Some early research suggests potential benefits in controlled environments: a growing body of studies, including meta-analyses published in digital-health journals, has found that AI-driven conversational agents can moderately reduce depressive symptoms when they are designed as structured interventions and evaluated under clinical supervision. However, those findings do not automatically translate to open-ended consumer chatbots used at home, where there are fewer guardrails and no direct clinical oversight.

Advocates also stress that digital tools, no matter how sophisticated, cannot solve underlying capacity gaps in youth mental-health systems. In countries like Australia, for example, media and academic reports frequently highlight long waiting lists and shortages of specialists, particularly in regional and rural areas. AI companions may ease some feelings of isolation but risk being treated as substitutes for professional care rather than temporary support.

Regulation, Design Standards and Digital Literacy

The rollout of Meta’s parental controls is widely seen as an early test of how major tech platforms will respond to mounting pressure over AI companions for minors.

In the United States, lawmakers are debating how far to go in regulating what kinds of AI systems children can use. Proposals under discussion include stricter age-verification requirements, enhanced transparency around training data and safety testing, and, in some cases, outright restrictions on romantic or emotionally intimate AI chatbots for under-18s.

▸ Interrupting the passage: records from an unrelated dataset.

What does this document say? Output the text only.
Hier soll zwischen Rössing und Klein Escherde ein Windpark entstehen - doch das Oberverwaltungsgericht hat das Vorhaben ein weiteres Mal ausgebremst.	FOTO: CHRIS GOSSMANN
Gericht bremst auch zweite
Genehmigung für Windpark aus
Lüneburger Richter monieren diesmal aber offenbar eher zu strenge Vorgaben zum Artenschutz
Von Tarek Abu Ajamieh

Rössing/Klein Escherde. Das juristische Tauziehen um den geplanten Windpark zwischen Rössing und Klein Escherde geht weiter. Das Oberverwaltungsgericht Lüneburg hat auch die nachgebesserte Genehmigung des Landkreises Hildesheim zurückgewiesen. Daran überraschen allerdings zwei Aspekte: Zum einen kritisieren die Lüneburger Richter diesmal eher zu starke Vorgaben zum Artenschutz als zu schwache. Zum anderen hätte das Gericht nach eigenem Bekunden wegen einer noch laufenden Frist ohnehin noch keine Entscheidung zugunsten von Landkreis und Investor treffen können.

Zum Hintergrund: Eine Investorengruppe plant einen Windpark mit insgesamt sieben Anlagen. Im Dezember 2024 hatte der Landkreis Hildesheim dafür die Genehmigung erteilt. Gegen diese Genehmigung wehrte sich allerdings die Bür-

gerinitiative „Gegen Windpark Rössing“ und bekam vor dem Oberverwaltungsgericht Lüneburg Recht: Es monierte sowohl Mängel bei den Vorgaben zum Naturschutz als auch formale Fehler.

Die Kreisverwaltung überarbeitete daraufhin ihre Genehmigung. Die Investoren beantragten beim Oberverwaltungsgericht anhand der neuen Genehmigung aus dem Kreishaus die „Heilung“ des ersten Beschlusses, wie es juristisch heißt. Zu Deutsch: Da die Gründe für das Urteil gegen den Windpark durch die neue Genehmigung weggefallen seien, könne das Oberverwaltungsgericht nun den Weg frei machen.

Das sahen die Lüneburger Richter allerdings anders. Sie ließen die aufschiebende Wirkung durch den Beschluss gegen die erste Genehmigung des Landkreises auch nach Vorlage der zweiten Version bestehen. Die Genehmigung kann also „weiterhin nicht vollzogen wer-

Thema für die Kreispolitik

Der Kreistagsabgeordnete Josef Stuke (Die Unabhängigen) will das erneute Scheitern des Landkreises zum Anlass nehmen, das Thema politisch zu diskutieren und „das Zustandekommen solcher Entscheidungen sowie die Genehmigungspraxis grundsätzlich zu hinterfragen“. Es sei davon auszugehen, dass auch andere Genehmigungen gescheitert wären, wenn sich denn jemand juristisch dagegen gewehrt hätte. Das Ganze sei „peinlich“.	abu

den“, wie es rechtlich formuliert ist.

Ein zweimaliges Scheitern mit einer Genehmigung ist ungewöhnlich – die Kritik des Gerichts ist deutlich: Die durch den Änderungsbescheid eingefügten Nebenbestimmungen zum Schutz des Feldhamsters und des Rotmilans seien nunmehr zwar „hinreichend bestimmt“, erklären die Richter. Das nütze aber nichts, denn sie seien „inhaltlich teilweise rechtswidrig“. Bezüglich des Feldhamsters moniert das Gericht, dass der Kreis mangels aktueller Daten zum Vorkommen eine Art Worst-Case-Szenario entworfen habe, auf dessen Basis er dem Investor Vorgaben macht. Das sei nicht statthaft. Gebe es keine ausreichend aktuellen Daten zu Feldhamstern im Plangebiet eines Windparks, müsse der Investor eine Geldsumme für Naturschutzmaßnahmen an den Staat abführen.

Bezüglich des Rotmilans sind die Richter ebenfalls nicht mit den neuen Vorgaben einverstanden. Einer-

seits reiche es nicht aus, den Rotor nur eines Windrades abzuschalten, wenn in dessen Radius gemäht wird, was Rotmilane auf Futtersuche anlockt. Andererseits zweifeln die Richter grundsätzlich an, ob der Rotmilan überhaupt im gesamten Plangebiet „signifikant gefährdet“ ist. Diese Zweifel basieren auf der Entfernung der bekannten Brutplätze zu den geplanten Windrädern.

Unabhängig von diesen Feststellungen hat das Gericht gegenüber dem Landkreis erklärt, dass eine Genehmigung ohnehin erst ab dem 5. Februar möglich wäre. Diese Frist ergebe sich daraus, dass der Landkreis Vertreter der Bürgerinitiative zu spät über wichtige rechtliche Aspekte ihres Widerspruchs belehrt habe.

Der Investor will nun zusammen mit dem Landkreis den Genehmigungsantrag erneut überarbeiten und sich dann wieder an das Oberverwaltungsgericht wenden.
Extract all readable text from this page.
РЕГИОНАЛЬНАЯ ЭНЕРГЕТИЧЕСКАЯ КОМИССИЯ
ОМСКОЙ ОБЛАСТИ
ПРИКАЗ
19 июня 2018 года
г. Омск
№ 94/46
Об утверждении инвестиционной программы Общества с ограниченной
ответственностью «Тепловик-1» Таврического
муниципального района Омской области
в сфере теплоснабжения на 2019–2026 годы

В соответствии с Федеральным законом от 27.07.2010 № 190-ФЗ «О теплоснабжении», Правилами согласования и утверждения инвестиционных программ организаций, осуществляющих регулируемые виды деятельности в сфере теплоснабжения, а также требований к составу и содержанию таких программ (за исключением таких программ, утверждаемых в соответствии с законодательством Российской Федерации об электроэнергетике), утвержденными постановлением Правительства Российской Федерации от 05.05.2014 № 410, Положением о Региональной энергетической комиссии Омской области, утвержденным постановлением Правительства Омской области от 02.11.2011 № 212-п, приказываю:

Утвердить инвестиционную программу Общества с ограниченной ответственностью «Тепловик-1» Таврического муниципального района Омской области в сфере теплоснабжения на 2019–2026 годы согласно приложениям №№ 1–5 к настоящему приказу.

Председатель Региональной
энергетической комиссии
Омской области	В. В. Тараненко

In Europe, the newly adopted AI Act will impose additional obligations on providers of high-risk AI systems and bans certain manipulative practices, including those that exploit children’s vulnerabilities. While consumer chatbots do not all fall into the highest-risk category, many legal experts expect that tools marketed toward teens or used at scale could face tougher scrutiny under future guidance.

Australia’s eSafety Commissioner and other regulators are also examining how existing online-safety laws apply to AI companions, with an emphasis on ensuring that systems do not encourage self-harm, hate, or other serious harms and that reporting mechanisms work effectively for young users.

Beyond formal rules, ethicists and digital-rights advocates argue for a broader shift in design philosophy. They want companies to move away from engagement-driven metrics—such as maximising time spent chatting—and toward standards that prioritise wellbeing, clear crisis-response pathways, and honest communication about the limitations of AI.

Educators, meanwhile, see a role for digital literacy: teaching teens how AI works, what it can and cannot reliably do, and why even convincing-sounding responses might be incomplete, biased or wrong. Surveys suggest that a large majority of Gen Z has already used generative AI tools, which means the question is less whether young people will encounter AI companions and more how prepared they are to navigate them safely.

Meta’s new parental controls will not resolve these bigger questions on their own. But they mark a significant acknowledgment from one of the world’s largest social platforms that AI companions and teen mental health are now inextricably linked—and that families, regulators and companies will all have a role in shaping what safe, responsible use looks like in the years ahead.